Como o Pecado Original alcança a todos?
São Paulo nos recorda que: “Pela desobediência de um só homem, todos foram constituídos pecadores” (Rm 5,19), mas a esperança não é uma fantasia vã de que o homem não possa livrar-se desta condenação; pelo contrário, ele acrescenta na mesma carta aos Romanos: “Assim como pela falta de um só veio para todos os homens a condenação, assim também pela obra de justiça de um só (a de Cristo) veio para todos os homens a justificação que dá a vida” (Rm 5,18).

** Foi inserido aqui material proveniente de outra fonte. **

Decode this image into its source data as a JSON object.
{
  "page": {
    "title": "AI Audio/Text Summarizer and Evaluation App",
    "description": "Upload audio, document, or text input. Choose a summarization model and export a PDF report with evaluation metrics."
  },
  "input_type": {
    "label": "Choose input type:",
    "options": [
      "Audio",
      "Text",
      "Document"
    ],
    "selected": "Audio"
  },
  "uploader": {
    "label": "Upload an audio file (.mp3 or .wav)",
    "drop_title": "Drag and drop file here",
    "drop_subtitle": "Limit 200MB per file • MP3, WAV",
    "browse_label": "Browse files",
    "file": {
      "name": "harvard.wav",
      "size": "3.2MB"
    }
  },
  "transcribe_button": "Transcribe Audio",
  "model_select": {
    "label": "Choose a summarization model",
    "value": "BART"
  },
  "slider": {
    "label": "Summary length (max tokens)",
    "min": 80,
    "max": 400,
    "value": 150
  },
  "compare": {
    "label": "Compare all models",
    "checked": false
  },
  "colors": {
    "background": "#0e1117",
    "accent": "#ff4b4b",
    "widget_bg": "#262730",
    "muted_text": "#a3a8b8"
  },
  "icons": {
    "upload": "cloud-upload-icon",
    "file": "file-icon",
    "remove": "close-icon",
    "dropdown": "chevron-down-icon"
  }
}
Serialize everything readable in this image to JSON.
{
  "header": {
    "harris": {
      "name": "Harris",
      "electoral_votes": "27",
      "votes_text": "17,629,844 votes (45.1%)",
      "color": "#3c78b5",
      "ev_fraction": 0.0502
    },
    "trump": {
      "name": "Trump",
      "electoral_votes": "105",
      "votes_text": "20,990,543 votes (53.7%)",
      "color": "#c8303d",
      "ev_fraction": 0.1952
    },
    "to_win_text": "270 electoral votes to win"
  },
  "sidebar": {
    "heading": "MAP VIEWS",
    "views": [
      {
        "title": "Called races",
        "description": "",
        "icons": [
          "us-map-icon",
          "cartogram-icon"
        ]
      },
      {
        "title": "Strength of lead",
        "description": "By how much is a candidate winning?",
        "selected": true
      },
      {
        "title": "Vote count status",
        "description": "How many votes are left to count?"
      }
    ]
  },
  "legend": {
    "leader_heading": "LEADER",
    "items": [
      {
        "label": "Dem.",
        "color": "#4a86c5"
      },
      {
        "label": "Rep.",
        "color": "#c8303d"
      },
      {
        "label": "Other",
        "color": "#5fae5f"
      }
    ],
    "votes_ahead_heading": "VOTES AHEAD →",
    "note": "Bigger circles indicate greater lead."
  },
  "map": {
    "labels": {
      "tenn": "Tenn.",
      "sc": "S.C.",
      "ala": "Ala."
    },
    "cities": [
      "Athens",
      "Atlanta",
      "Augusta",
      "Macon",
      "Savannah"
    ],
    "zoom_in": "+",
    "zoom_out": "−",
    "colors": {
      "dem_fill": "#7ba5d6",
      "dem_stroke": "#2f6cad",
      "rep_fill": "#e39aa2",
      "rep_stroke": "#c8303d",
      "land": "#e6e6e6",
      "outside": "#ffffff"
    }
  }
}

Assim como o Apóstolo Paulo, São Tomás de Aquino procura explicar-nos este mistério que não podemos compreender plenamente. “Todo o gênero humano está em Adão sicut unum corpus unius hominis” (“como o corpo único de um único homem“). Por esta unidade do gênero humano, todos os homens estão implicados no pecado original, assim como também na justiça de Cristo.
No entanto, a transmissão do pecado de Adão foi esclarecida com maior força no Concílio de Trento. Nele se manifesta que todos nascemos em um estado de “morte da alma”; isto não quer dizer que nossa alma esteja morta, mas sim em um estado de inimizade com Deus, que a leva a estar “como morta”. O Concílio de Trento não poderia ser mais claro: “Com o pecado de Adão e com o fato de nos ter sido transmitido um pecado pelo qual todos nascemos afetados e que é ‘morte da alma'” (Conc. de Trento: DS 1512). Por esta certeza de fé, a Igreja concede o Batismo para a remissão dos pecados inclusive às crianças que não cometeram pecado pessoal (Conc. de Trento: DS 1514). Com razão professamos que existe um só Batismo para o perdão dos pecados.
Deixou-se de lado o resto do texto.